Kommentar vom Kicker-Herausgeber zum 4:4

“Kein Einziger zeigte sich, der das Kommando übernehmen konnte oder wollte – kein Kapitän Lahm, kein Schweinsteiger, kein Klose oder Mertesacker sahen sich in der Lage, positive Zeichen zu setzen. Was einst Typen wie Beckenbauer, Bonhof, Matthäus oder Klinsmann auszeichnete, nämlich die Kollegen wenn nötig mitzureißen, hat die heutige Generation schier vermissen lassen.

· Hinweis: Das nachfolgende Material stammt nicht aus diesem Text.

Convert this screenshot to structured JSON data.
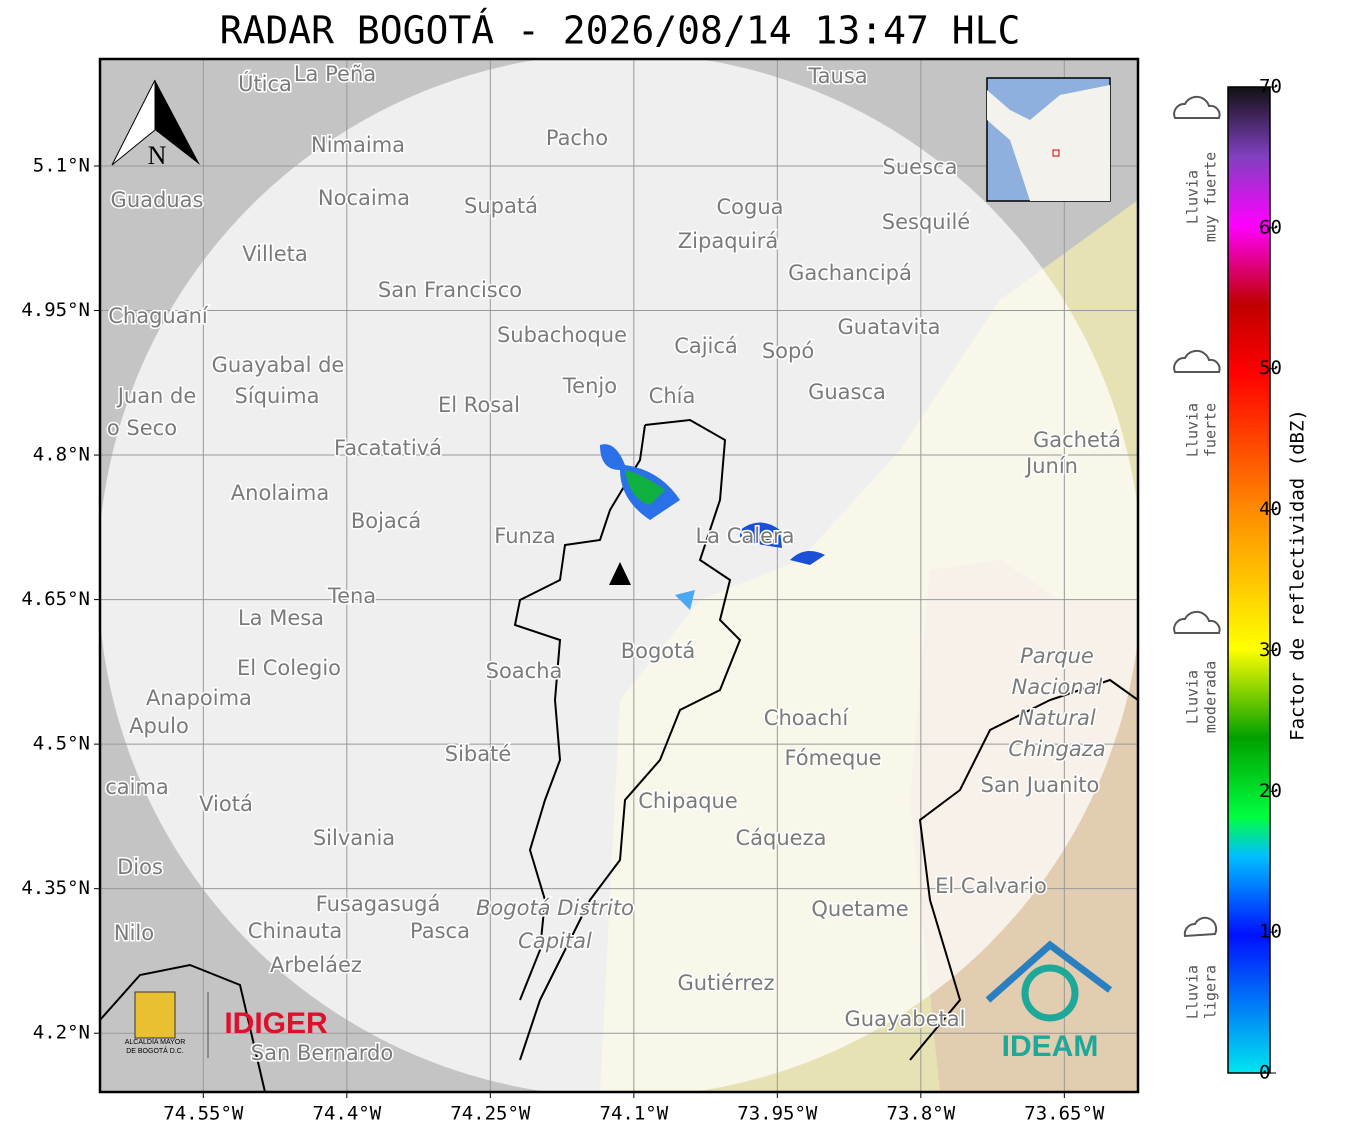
{
  "title": "RADAR BOGOTÁ - 2026/08/14 13:47 HLC",
  "map": {
    "xlim": [
      -74.658,
      -73.573
    ],
    "ylim": [
      4.139,
      5.211
    ],
    "xticks": [
      {
        "value": -74.55,
        "label": "74.55°W"
      },
      {
        "value": -74.4,
        "label": "74.4°W"
      },
      {
        "value": -74.25,
        "label": "74.25°W"
      },
      {
        "value": -74.1,
        "label": "74.1°W"
      },
      {
        "value": -73.95,
        "label": "73.95°W"
      },
      {
        "value": -73.8,
        "label": "73.8°W"
      },
      {
        "value": -73.65,
        "label": "73.65°W"
      }
    ],
    "yticks": [
      {
        "value": 5.1,
        "label": "5.1°N"
      },
      {
        "value": 4.95,
        "label": "4.95°N"
      },
      {
        "value": 4.8,
        "label": "4.8°N"
      },
      {
        "value": 4.65,
        "label": "4.65°N"
      },
      {
        "value": 4.5,
        "label": "4.5°N"
      },
      {
        "value": 4.35,
        "label": "4.35°N"
      },
      {
        "value": 4.2,
        "label": "4.2°N"
      }
    ],
    "grid": true,
    "north": "N",
    "places": [
      "Útica",
      "La Peña",
      "Tausa",
      "Pacho",
      "Nimaima",
      "Guaduas",
      "Nocaima",
      "Supatá",
      "Cogua",
      "Suesca",
      "Sesquilé",
      "Zipaquirá",
      "Villeta",
      "Gachancipá",
      "San Francisco",
      "Chaguaní",
      "Guatavita",
      "Subachoque",
      "Cajicá",
      "Sopó",
      "Guayabal de",
      "Síquima",
      "Juan de",
      "Tenjo",
      "Chía",
      "Guasca",
      "El Rosal",
      "o Seco",
      "Gachetá",
      "Junín",
      "Facatativá",
      "Anolaima",
      "Bojacá",
      "Funza",
      "La Calera",
      "Tena",
      "La Mesa",
      "Bogotá",
      "Soacha",
      "El Colegio",
      "Anapoima",
      "Apulo",
      "Choachí",
      "Sibaté",
      "Fómeque",
      "San Juanito",
      "caima",
      "Viotá",
      "Chipaque",
      "Silvania",
      "Cáqueza",
      "Dios",
      "El Calvario",
      "Fusagasugá",
      "Quetame",
      "Nilo",
      "Chinauta",
      "Pasca",
      "Arbeláez",
      "Gutiérrez",
      "Guayabetal",
      "San Bernardo"
    ],
    "park": [
      "Parque",
      "Nacional",
      "Natural",
      "Chingaza"
    ],
    "district": [
      "Bogotá Distrito",
      "Capital"
    ]
  },
  "colorbar": {
    "label": "Factor de reflectividad (dBZ)",
    "lim": [
      0,
      70
    ],
    "ticks": [
      0,
      10,
      20,
      30,
      40,
      50,
      60,
      70
    ]
  },
  "rain_labels": [
    [
      "Lluvia",
      "ligera"
    ],
    [
      "Lluvia",
      "moderada"
    ],
    [
      "Lluvia",
      "fuerte"
    ],
    [
      "Lluvia",
      "muy fuerte"
    ]
  ],
  "logos": {
    "idiger": "IDIGER",
    "alcaldia": [
      "ALCALDÍA MAYOR",
      "DE BOGOTÁ D.C."
    ],
    "ideam": "IDEAM"
  }
}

Liegt es am Charakter jedes Einzelnen? Oder vielleicht an der modernen Philosophie vieler Trainer und Manager, den Spielern Individualismus zu entziehen und sie in das Bild eines wohl gerankten Mannschaftsspirits einzuordnen? Kerle mit eigenen starken Ideen sollen sie nur auf dem Platz sein, Verantwortung nur während der 90 Minuten übernehmen. Außerhalb des Spielfeldes drohen für Wagemut und Forschheit gleich Geldstrafen. Vielleicht dient der Schock von Berlin ja zum Überdenken eines Trends, der wunderbare Fußballer hervorgebracht hat, aber noch keine wahren Persönlichkeiten. (von Kicker-Herausgeber Rainer Holzschuh, nachzulesen auf www.kicker.de)

An unserer Nati lesen wir den Zeitgeist: Wenig Charakter, wenig Überzeugung, wenig Persönlichkeit. Ich merke jeden Tag in der Uni, wie gleichgeschaltet die Studenten agieren, in ihrem überzeugungslosen Alltag sinnlosen Werbegags erliegen und mehr oder minder getriebene ihrer Zeit sind. Eine Sophie Scholl zum Beispiel: Wäre sie heute noch zu finden unter denjenigen, die sich die geistige Elite nennen?

Wie selbstbestimmt ist der Mensch heutzutage denn, wenn er seinen eigenen Willen nicht mehr kontrollieren kann und auf jeden Konsumwunsch anspringt, der die Masse gerade treibt? Sind wir nicht demontierte, willenlose Produkte einer sozialen Unwelt namens Internet? Wie weit weg bewegen wir uns von Gottes Vorstellungen von Persönlichkeit und Person? Wir sind sein Ebenbild, geschaffen zu verantwortungsvollem Handeln und Denken, das wir heute mehr ignorieren als wahrnehmen.

Verantwortung ist stellvertretendes Handeln für andere. Schweinsteiger, Lahm und Co, sie hätten sich stellvertretend opfern müssen, um ihrem Team voran zu gehen. Doch wie der Kicker-Herausgeber sagt: “Keiner war da”. Davon haben die Millionen-Kicker noch nicht viel gelernt. Bonhoeffer sagte darüber:

“Jesus Christus ist der verantwortlich Lebende schlechthin… Sein gesamtes Leben, Handeln und Leiden ist Stellvertretung. Als der Menschgewordene steht er wirklich an der Stelle aller Menschen.” . Daraus folgt: “Verantwortliches Handeln ist stellvertretendes Handeln.”